Un adelanto de la entrevista
-¿Te gusta ser presidente de Boca?
-Me gusta ser parte de Boca. Amo, es mi vida. Esa es la verdad. Hay cosas que me emocionan. Mi mamá, mis hijos y este club. Así que siempre repito que Boca puede vivir sin Riquelme, Riquelme sin Boca no. Entonces, sí, soy feliz de estar acá.
-¿Qué significa para vos volver a tener al Vasco Arruabarrena trabajando en el club, después de todo lo que vivieron juntos?

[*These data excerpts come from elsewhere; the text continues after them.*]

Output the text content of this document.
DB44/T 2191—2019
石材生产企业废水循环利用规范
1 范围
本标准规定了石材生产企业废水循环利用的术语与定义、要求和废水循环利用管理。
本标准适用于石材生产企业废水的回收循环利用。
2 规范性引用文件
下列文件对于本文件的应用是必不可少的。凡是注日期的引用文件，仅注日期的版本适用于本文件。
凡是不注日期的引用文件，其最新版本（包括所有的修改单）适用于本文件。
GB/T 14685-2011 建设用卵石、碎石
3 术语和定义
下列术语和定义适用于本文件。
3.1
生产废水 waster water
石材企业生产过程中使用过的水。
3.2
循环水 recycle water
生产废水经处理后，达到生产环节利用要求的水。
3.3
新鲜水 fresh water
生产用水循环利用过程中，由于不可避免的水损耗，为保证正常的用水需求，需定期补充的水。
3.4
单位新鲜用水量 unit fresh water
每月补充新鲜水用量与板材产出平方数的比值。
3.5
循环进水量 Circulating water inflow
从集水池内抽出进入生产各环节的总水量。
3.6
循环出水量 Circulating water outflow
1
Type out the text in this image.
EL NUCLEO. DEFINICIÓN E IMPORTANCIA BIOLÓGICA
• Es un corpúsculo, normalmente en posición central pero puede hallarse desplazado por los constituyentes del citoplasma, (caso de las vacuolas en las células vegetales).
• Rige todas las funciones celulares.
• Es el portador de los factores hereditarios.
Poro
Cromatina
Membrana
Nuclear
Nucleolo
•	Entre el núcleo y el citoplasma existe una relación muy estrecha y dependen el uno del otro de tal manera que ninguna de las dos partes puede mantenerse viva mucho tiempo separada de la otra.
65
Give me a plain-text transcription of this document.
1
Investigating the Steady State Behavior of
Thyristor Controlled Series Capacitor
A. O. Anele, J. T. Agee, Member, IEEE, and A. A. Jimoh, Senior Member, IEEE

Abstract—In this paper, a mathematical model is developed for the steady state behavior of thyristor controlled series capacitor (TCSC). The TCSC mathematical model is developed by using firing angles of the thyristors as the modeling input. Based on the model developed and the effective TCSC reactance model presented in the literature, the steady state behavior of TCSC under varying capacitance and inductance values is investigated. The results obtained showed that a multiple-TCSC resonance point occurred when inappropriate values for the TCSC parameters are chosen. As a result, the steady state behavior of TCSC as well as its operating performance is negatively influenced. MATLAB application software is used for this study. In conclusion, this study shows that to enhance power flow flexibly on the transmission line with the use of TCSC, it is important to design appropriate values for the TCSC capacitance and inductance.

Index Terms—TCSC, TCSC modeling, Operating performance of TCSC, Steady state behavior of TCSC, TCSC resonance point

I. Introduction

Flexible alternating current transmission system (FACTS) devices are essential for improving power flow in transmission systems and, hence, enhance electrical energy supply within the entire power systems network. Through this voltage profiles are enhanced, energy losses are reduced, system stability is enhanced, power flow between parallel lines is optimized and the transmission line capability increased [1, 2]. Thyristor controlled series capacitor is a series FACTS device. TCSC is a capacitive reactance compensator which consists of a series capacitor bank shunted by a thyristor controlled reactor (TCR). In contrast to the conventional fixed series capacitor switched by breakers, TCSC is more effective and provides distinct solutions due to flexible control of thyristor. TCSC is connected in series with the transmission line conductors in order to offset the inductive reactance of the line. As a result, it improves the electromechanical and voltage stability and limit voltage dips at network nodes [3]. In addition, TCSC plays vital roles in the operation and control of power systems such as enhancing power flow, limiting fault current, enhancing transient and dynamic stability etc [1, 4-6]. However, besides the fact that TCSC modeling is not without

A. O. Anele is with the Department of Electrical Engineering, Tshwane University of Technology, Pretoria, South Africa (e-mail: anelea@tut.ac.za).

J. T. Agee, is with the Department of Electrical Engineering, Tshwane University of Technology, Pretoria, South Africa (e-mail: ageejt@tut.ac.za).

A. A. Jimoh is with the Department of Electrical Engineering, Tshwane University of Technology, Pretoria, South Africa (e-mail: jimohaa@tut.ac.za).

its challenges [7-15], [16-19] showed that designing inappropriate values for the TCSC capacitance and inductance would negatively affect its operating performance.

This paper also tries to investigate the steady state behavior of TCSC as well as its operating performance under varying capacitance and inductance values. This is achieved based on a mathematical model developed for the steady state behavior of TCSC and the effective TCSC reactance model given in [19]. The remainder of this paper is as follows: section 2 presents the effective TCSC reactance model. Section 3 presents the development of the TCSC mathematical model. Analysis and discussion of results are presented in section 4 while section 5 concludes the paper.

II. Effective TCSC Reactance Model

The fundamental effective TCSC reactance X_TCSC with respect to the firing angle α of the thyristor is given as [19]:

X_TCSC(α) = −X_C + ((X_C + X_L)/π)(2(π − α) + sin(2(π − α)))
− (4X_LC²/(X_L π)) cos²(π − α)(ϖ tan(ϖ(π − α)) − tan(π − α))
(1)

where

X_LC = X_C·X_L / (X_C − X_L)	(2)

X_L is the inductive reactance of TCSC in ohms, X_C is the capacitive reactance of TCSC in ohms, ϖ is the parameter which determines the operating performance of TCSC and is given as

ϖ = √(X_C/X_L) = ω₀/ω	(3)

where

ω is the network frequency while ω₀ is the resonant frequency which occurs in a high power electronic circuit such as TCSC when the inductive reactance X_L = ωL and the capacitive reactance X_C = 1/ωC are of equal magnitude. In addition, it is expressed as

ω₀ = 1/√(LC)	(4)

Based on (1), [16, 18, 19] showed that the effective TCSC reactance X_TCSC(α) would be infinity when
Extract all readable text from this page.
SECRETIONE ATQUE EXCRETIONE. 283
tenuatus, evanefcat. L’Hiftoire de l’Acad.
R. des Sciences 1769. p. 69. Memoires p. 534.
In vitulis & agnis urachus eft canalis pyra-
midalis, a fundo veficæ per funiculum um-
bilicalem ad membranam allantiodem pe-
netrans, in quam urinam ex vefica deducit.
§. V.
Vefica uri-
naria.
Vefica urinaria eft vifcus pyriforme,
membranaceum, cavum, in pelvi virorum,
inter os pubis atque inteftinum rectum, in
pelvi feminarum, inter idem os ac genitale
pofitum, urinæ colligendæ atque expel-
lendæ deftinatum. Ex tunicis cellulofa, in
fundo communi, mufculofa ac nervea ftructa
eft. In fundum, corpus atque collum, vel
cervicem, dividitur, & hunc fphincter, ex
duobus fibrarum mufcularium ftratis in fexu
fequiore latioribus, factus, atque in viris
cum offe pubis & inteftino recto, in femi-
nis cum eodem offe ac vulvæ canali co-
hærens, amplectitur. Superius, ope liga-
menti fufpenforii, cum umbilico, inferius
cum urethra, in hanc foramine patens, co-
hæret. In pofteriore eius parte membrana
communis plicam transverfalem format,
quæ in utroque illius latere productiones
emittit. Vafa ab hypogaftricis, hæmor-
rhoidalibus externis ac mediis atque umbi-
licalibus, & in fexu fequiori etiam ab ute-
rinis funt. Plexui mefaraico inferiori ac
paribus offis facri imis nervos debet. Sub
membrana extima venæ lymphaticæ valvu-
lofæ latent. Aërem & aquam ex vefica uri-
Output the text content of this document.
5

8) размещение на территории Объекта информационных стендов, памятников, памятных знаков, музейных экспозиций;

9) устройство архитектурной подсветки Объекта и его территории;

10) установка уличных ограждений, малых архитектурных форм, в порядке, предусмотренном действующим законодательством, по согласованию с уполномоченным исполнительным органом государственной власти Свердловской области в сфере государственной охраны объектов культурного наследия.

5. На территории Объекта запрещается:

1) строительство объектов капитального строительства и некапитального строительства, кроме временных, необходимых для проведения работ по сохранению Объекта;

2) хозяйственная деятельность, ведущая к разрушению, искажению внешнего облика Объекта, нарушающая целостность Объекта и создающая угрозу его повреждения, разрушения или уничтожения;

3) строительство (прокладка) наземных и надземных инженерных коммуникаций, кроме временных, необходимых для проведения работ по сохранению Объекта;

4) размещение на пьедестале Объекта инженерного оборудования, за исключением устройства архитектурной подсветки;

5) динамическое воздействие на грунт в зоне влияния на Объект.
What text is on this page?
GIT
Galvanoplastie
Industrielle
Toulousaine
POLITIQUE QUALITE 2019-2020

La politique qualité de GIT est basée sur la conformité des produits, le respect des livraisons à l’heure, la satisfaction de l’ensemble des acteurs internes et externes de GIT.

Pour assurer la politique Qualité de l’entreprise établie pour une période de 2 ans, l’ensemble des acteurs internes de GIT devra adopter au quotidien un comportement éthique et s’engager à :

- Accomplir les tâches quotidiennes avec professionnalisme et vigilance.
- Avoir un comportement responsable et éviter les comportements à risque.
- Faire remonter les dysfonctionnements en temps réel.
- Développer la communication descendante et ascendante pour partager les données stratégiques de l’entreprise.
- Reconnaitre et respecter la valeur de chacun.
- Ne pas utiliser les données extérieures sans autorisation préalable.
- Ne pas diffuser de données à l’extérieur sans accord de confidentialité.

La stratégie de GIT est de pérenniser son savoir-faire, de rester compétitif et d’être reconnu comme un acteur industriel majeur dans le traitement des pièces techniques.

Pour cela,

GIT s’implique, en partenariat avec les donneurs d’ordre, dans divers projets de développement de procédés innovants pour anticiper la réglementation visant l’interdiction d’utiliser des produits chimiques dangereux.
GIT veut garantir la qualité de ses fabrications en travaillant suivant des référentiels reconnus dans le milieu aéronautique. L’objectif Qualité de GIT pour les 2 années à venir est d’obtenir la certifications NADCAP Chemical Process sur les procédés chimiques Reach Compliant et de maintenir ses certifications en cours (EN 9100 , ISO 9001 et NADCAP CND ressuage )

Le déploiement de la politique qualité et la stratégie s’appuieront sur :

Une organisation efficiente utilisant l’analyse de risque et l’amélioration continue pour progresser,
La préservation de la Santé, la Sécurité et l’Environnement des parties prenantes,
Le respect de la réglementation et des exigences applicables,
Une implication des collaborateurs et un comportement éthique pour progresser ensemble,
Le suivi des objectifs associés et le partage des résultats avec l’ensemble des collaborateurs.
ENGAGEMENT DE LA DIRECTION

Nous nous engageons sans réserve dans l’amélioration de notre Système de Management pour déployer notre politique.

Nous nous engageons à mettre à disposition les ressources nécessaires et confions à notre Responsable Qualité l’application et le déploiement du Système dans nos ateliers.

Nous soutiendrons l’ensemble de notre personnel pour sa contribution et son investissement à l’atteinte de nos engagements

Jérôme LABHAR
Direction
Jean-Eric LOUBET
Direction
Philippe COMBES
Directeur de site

-Me da mucha felicidad que el entrenador sea algún jugador del club. Como pasó cuando estuvo Hugo, cuando estuvo Sebastián. Bueno, ahora pasa lo mismo. Tuve la suerte de tenerlo como compañero en el club. Lo tuve de compañero en Villarreal también. Hemos pasado tardes, noches, cenas, concentraciones. Así que es alguien que quiero mucho. Solamente deseo que disfrute al máximo. Y sin duda que vamos a intentar, todos juntos, darles alegría a nuestros hinchas.
-El Vasco ya habló varias veces del difícil momento futbolístico que viene de los meses anteriores y de la necesidad de ganar, de conseguir resultados. ¿Eso lo hablaron?
-Siempre es obligación ganar acá. Obligación. Siempre. Competir hasta el final. Siempre intentar ganar. Siempre intentar darle títulos y alegría a nuestros hinchas. Al final, estamos para eso. Cada semestre que arranca, siempre con mucha ilusión. Y, bueno, no es tan difícil. Las cosas son muy simples. Siempre tenemos que intentar ser los mejores y ojalá que a fin de año lo podamos lograr.